Rex Baxter Jr., 18, a sophomore at the University of Houston, comes from Amarillo, Texas, where his father is the manager of the Chamber of Commerce. A mannerly, intelligent young man—his four-year average in high school was 91.22—Baxter won the National Juniors in 1953, the Laredo Open this year.

Lt. Joe Conrad, 24, currently is Personnel Services Officer at Gary Air Base in San Marcos, Texas, spends his spare hours practicing golf and his weekends with his parents in San Antonio. A cool competitor, he took the Southern Amateur in 1953 and '54.

Dale Morey, 33, is Midwest sales manager for Sandpaper, Inc., lives in Indianapolis when not on the road. Runner-up to Gene Littler in the 1953 Amateur, Morey, a former basketball star at L.S.U., originally took up golf in order to strengthen his legs for basketball.

Bill Campbell, 31, an insurance broker from Huntington, W.Va., is a handsome, six-foot-four bachelor who captained the golf team at Princeton and served one term (1948-50) in the state legislature.

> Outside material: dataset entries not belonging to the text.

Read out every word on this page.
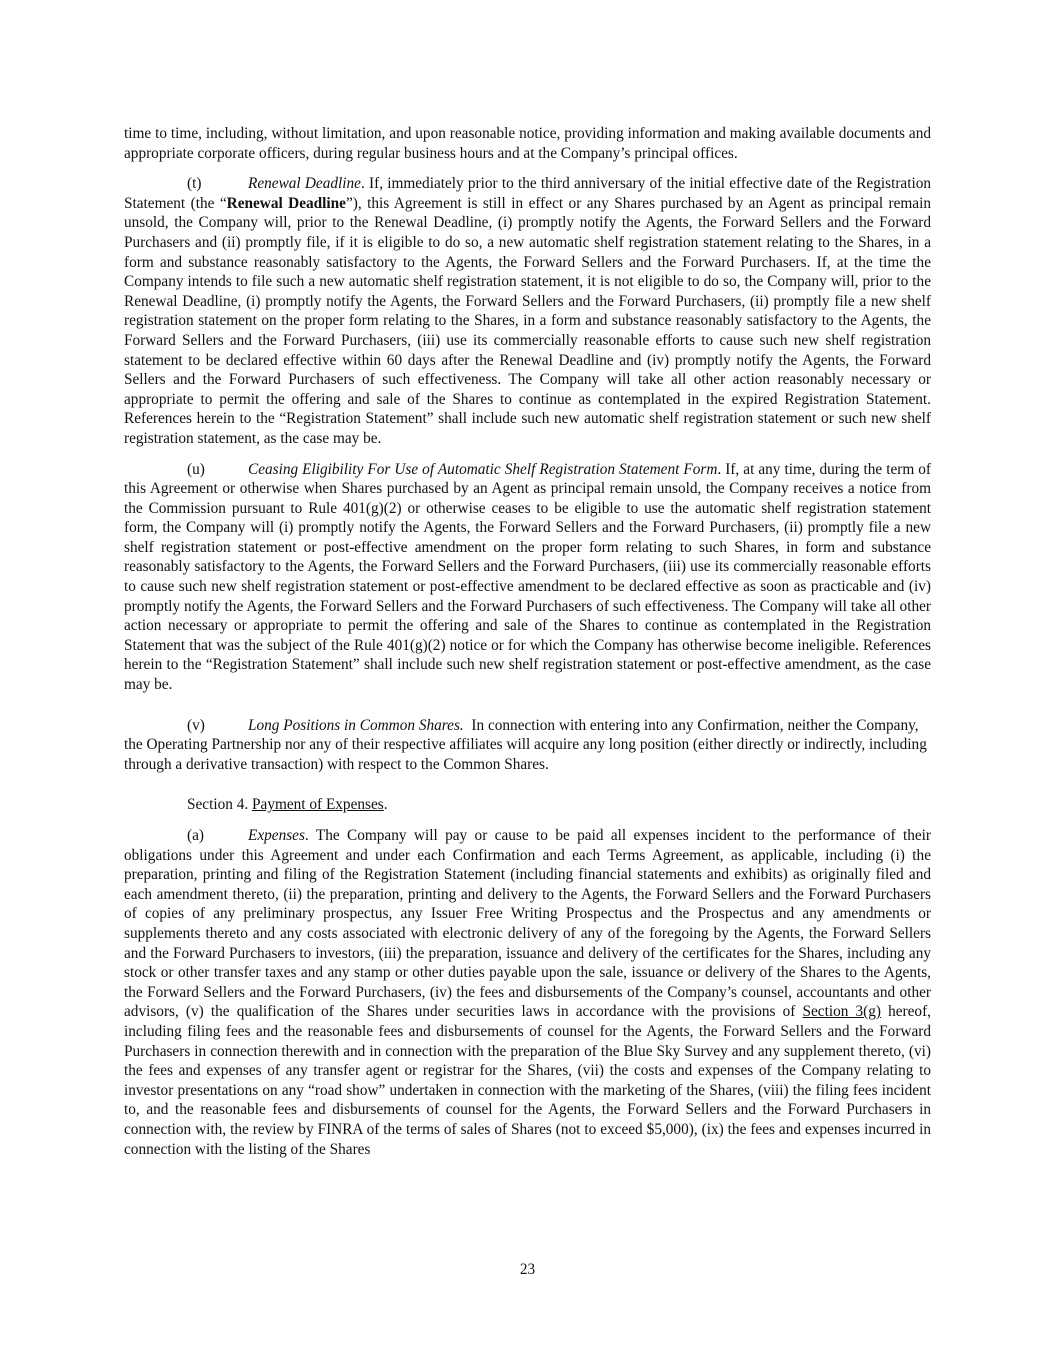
time to time, including, without limitation, and upon reasonable notice, providing information and making available documents and appropriate corporate officers, during regular business hours and at the Company’s principal offices.

(t)	Renewal Deadline. If, immediately prior to the third anniversary of the initial effective date of the Registration Statement (the “Renewal Deadline”), this Agreement is still in effect or any Shares purchased by an Agent as principal remain unsold, the Company will, prior to the Renewal Deadline, (i) promptly notify the Agents, the Forward Sellers and the Forward Purchasers and (ii) promptly file, if it is eligible to do so, a new automatic shelf registration statement relating to the Shares, in a form and substance reasonably satisfactory to the Agents, the Forward Sellers and the Forward Purchasers. If, at the time the Company intends to file such a new automatic shelf registration statement, it is not eligible to do so, the Company will, prior to the Renewal Deadline, (i) promptly notify the Agents, the Forward Sellers and the Forward Purchasers, (ii) promptly file a new shelf registration statement on the proper form relating to the Shares, in a form and substance reasonably satisfactory to the Agents, the Forward Sellers and the Forward Purchasers, (iii) use its commercially reasonable efforts to cause such new shelf registration statement to be declared effective within 60 days after the Renewal Deadline and (iv) promptly notify the Agents, the Forward Sellers and the Forward Purchasers of such effectiveness. The Company will take all other action reasonably necessary or appropriate to permit the offering and sale of the Shares to continue as contemplated in the expired Registration Statement. References herein to the “Registration Statement” shall include such new automatic shelf registration statement or such new shelf registration statement, as the case may be.

(u)	Ceasing Eligibility For Use of Automatic Shelf Registration Statement Form. If, at any time, during the term of this Agreement or otherwise when Shares purchased by an Agent as principal remain unsold, the Company receives a notice from the Commission pursuant to Rule 401(g)(2) or otherwise ceases to be eligible to use the automatic shelf registration statement form, the Company will (i) promptly notify the Agents, the Forward Sellers and the Forward Purchasers, (ii) promptly file a new shelf registration statement or post-effective amendment on the proper form relating to such Shares, in form and substance reasonably satisfactory to the Agents, the Forward Sellers and the Forward Purchasers, (iii) use its commercially reasonable efforts to cause such new shelf registration statement or post-effective amendment to be declared effective as soon as practicable and (iv) promptly notify the Agents, the Forward Sellers and the Forward Purchasers of such effectiveness. The Company will take all other action necessary or appropriate to permit the offering and sale of the Shares to continue as contemplated in the Registration Statement that was the subject of the Rule 401(g)(2) notice or for which the Company has otherwise become ineligible. References herein to the “Registration Statement” shall include such new shelf registration statement or post-effective amendment, as the case may be.

(v)	Long Positions in Common Shares. In connection with entering into any Confirmation, neither the Company, the Operating Partnership nor any of their respective affiliates will acquire any long position (either directly or indirectly, including through a derivative transaction) with respect to the Common Shares.

Section 4. Payment of Expenses.

(a)	Expenses. The Company will pay or cause to be paid all expenses incident to the performance of their obligations under this Agreement and under each Confirmation and each Terms Agreement, as applicable, including (i) the preparation, printing and filing of the Registration Statement (including financial statements and exhibits) as originally filed and each amendment thereto, (ii) the preparation, printing and delivery to the Agents, the Forward Sellers and the Forward Purchasers of copies of any preliminary prospectus, any Issuer Free Writing Prospectus and the Prospectus and any amendments or supplements thereto and any costs associated with electronic delivery of any of the foregoing by the Agents, the Forward Sellers and the Forward Purchasers to investors, (iii) the preparation, issuance and delivery of the certificates for the Shares, including any stock or other transfer taxes and any stamp or other duties payable upon the sale, issuance or delivery of the Shares to the Agents, the Forward Sellers and the Forward Purchasers, (iv) the fees and disbursements of the Company’s counsel, accountants and other advisors, (v) the qualification of the Shares under securities laws in accordance with the provisions of Section 3(g) hereof, including filing fees and the reasonable fees and disbursements of counsel for the Agents, the Forward Sellers and the Forward Purchasers in connection therewith and in connection with the preparation of the Blue Sky Survey and any supplement thereto, (vi) the fees and expenses of any transfer agent or registrar for the Shares, (vii) the costs and expenses of the Company relating to investor presentations on any “road show” undertaken in connection with the marketing of the Shares, (viii) the filing fees incident to, and the reasonable fees and disbursements of counsel for the Agents, the Forward Sellers and the Forward Purchasers in connection with, the review by FINRA of the terms of sales of Shares (not to exceed $5,000), (ix) the fees and expenses incurred in connection with the listing of the Shares

23
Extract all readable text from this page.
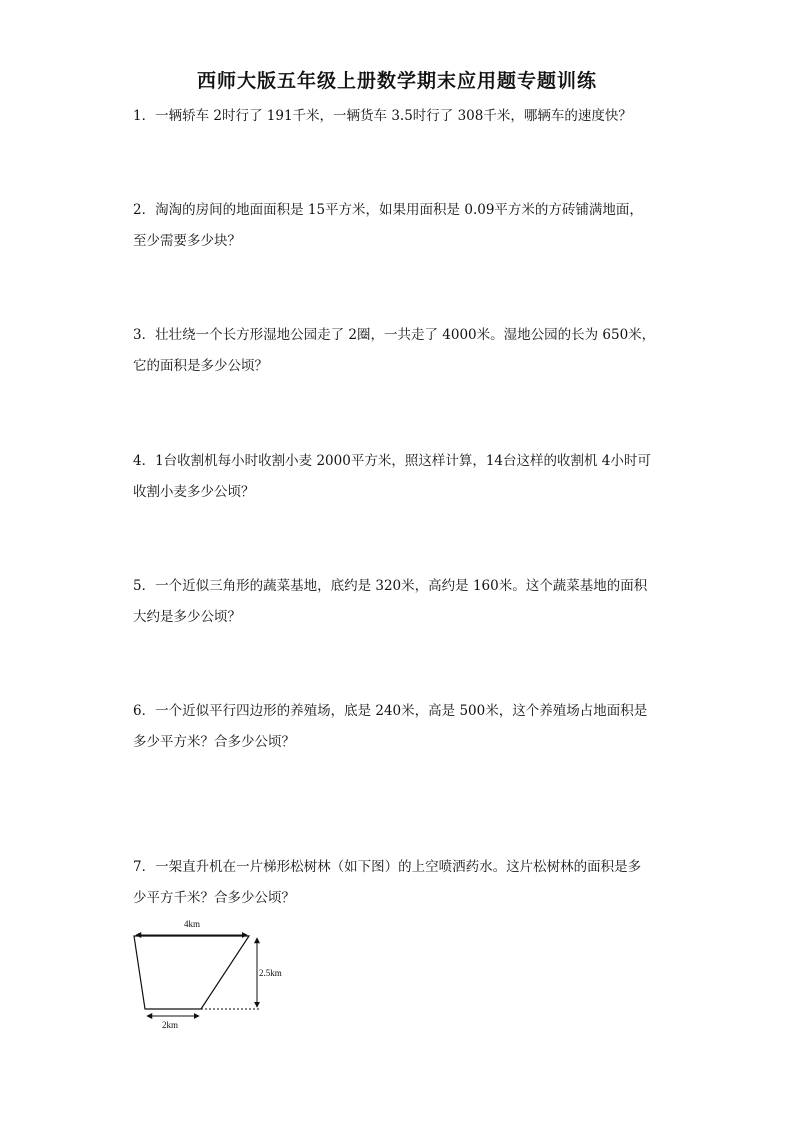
西师大版五年级上册数学期末应用题专题训练

1．一辆轿车 2时行了 191千米，一辆货车 3.5时行了 308千米，哪辆车的速度快？

2．淘淘的房间的地面面积是 15平方米，如果用面积是 0.09平方米的方砖铺满地面，

至少需要多少块？

3．壮壮绕一个长方形湿地公园走了 2圈，一共走了 4000米。湿地公园的长为 650米，

它的面积是多少公顷？

4．1台收割机每小时收割小麦 2000平方米，照这样计算，14台这样的收割机 4小时可

收割小麦多少公顷？

5．一个近似三角形的蔬菜基地，底约是 320米，高约是 160米。这个蔬菜基地的面积

大约是多少公顷？

6．一个近似平行四边形的养殖场，底是 240米，高是 500米，这个养殖场占地面积是

多少平方米？合多少公顷？

7．一架直升机在一片梯形松树林（如下图）的上空喷洒药水。这片松树林的面积是多

少平方千米？合多少公顷？

4km
2.5km
2km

A finalist this year in the British Amateur, he plays his informal rounds in green-blue Campbell-tartan shorts.

Charles Coe, 30, is in the oil business and works out of Ardmore, Okla., his home town. A fine swinger, especially for a person of his lanky build, Coe has piled up an impressive record since breaking through in the 1949 Amateur at Rochester.

Charles ("Chick") Evans, 64, vice-president of a Chicago dairy company, lives only two blocks from the Edgewater Golf Club where he started to caddy fifty-five years ago. In 1916 Evans won both the Open and the Amateur champions.